How to calculate surface area of the intersection of an elliptic cylinder and plane?

Question

Given the equations $x^2+2y^2 \leq 1$, and $x+y+z=1$, how do I find the surface area of their intersection?

I approached this question by first parameterizing the equation for the elliptic cylinder.

$x=\cos(u)$, $y= \frac{\sqrt2}{2} \sin(u)$, $z = v$

Then, I calculated the tangent vectors $T_u$ and $T_v$.

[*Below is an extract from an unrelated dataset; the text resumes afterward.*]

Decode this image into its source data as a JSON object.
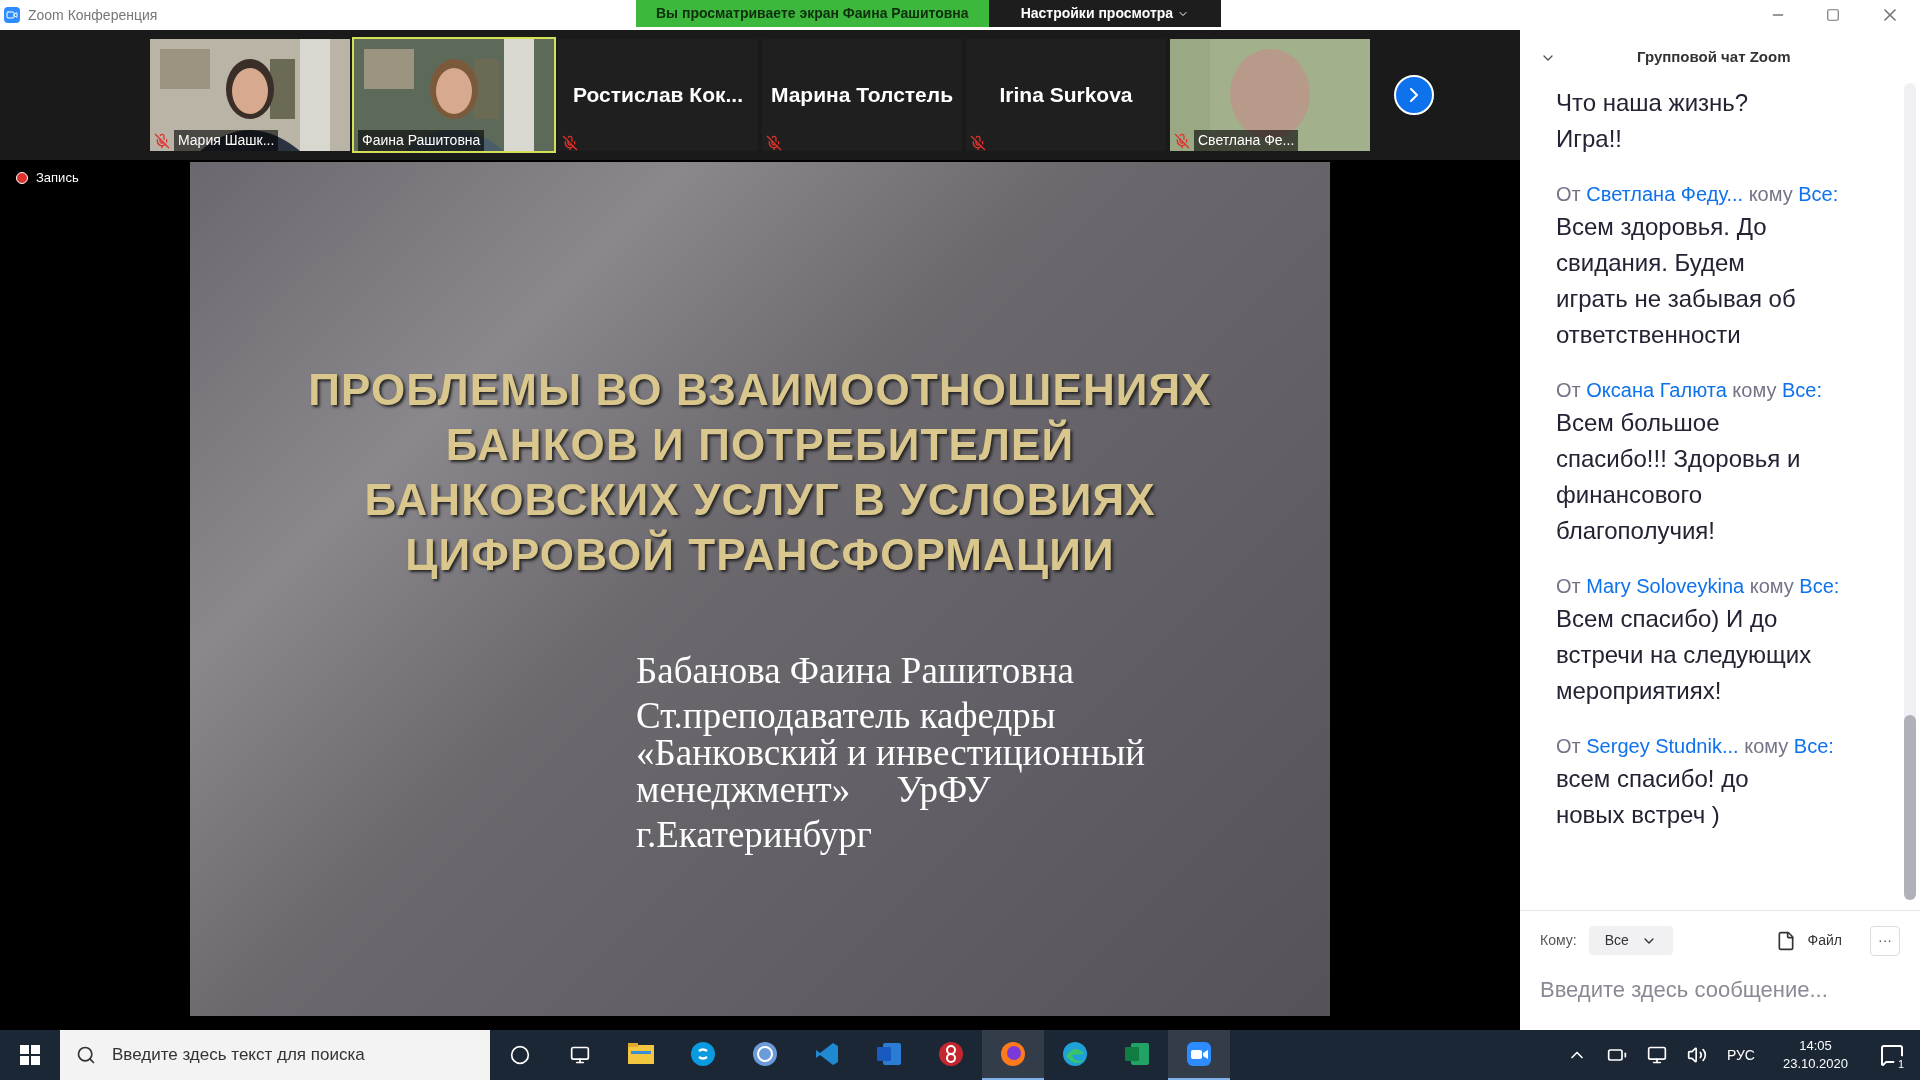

$T_u = (-\sin(u), \frac{\sqrt2}{2}\cos(u),0)$.

$T_v=(0,0,1)$.

$T_u \times T_v = -\frac{\sqrt2}{2}\cos(u)\cdot i-\sin(v)\cdot j$.

$|T_u \times T_v| = \sqrt{\frac{1}{2}\cdot\cos^2(u)+\sin^2(u)}$.

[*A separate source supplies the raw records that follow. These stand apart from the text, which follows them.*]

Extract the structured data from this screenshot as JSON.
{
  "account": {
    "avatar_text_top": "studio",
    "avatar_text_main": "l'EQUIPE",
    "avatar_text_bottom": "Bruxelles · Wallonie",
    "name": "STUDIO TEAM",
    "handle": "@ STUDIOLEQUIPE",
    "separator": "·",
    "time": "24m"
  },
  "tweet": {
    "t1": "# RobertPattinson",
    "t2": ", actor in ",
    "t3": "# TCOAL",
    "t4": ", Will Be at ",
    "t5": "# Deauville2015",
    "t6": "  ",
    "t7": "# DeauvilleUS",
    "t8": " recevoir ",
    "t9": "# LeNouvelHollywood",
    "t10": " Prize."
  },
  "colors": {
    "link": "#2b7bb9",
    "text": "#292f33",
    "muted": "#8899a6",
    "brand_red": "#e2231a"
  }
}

I could not integrate the above expression. After looking through various resources, they all say to parameterize the elliptic cylinder the way I did above. So now I am looking for either other methods of parametrization or a different approach to this problem overall.

Any help is appreciated, thank you!

Answer 1

You are cutting an elliptical cylinder with a plane, leading to an ellipse. By a simple change of variable ($y=Y/2$) this is the same as cutting a cylinder with a plane. In such a case the area of the section is $\pi R^2 |\sec\theta|$, where $R$ is the radius of the cylinder and $\theta$ the the angle between the cutting plane and a plane containing a circular section of the cylinder. Can you compute $R$, $\cos\theta$ and finish by scaling?

Answer 2

Thanks to hardmath, I was able to figure out the answer to this problem. We parameterize the plane equation $x+y+z=1$.

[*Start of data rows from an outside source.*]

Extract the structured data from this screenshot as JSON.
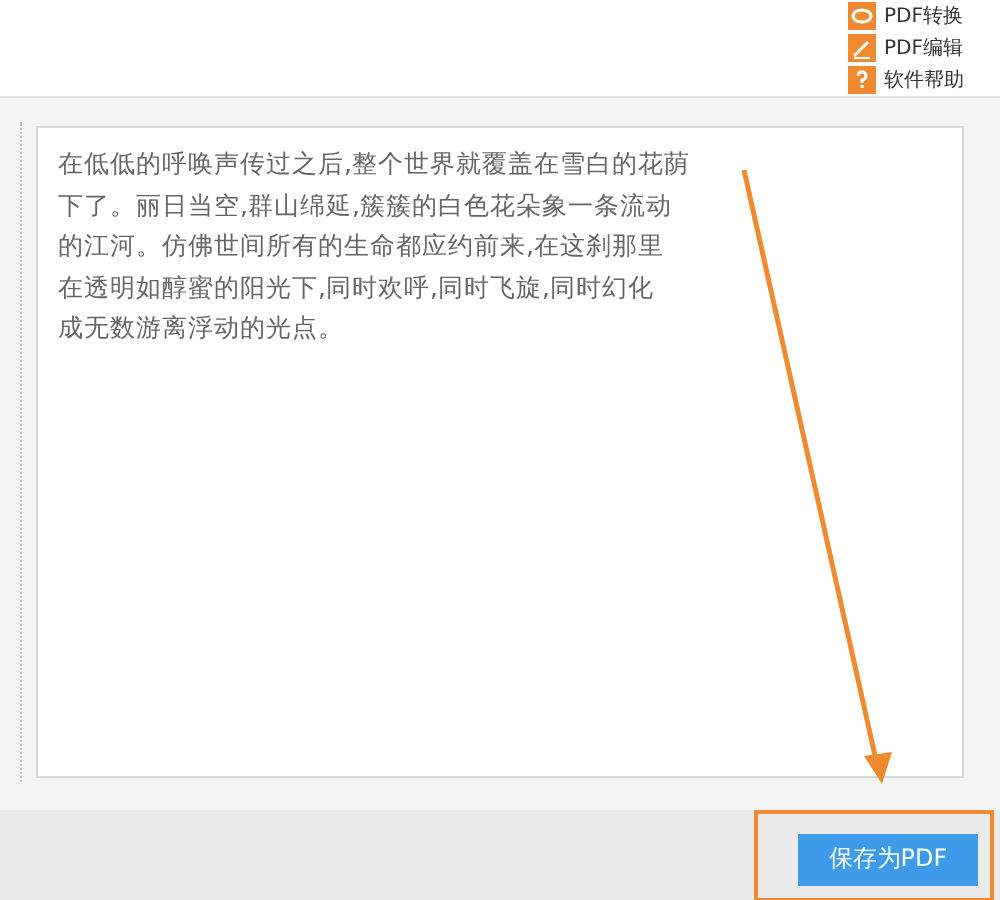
{
  "toolbar": {
    "buttons": [
      {
        "kind": "convert",
        "label": "PDF转换"
      },
      {
        "kind": "edit",
        "label": "PDF编辑"
      },
      {
        "kind": "help",
        "label": "软件帮助"
      }
    ]
  },
  "editor": {
    "lines": [
      "在低低的呼唤声传过之后,整个世界就覆盖在雪白的花荫",
      "下了。丽日当空,群山绵延,簇簇的白色花朵象一条流动",
      "的江河。仿佛世间所有的生命都应约前来,在这刹那里",
      "在透明如醇蜜的阳光下,同时欢呼,同时飞旋,同时幻化",
      "成无数游离浮动的光点。"
    ]
  },
  "footer": {
    "button": "保存为PDF",
    "highlighted": true
  }
}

$x = u$, $y=v$, $z=1-u-v$.

Now our $T_u$ = $(1,0,-1)$ and $T_v=(0,1,-1)$.

$T_u \times T_v = i+j+k$.

$|T_u \times T_v| = \sqrt{3}$.

Our integral is $\iint_s \sqrt{3} \, dx\, dy = \sqrt{3} \cdot \pi ab$, where $s$ is the horizontal cross section of our original elliptic cylinder equation $x^2+2y^2=1$. Now we have$\iint_s dx\, dy = \pi ab$ since the area of $s$ is $\pi ab$, and $a$ and $b$ are the lengths of its semi-major and semi-minor axes. We have $a=1$ and $b= \frac{\sqrt2}{2}$ from $x^2+2y^2=1$.

Thus, the final surface area is $\frac{\pi \cdot \sqrt{6}}{2}$.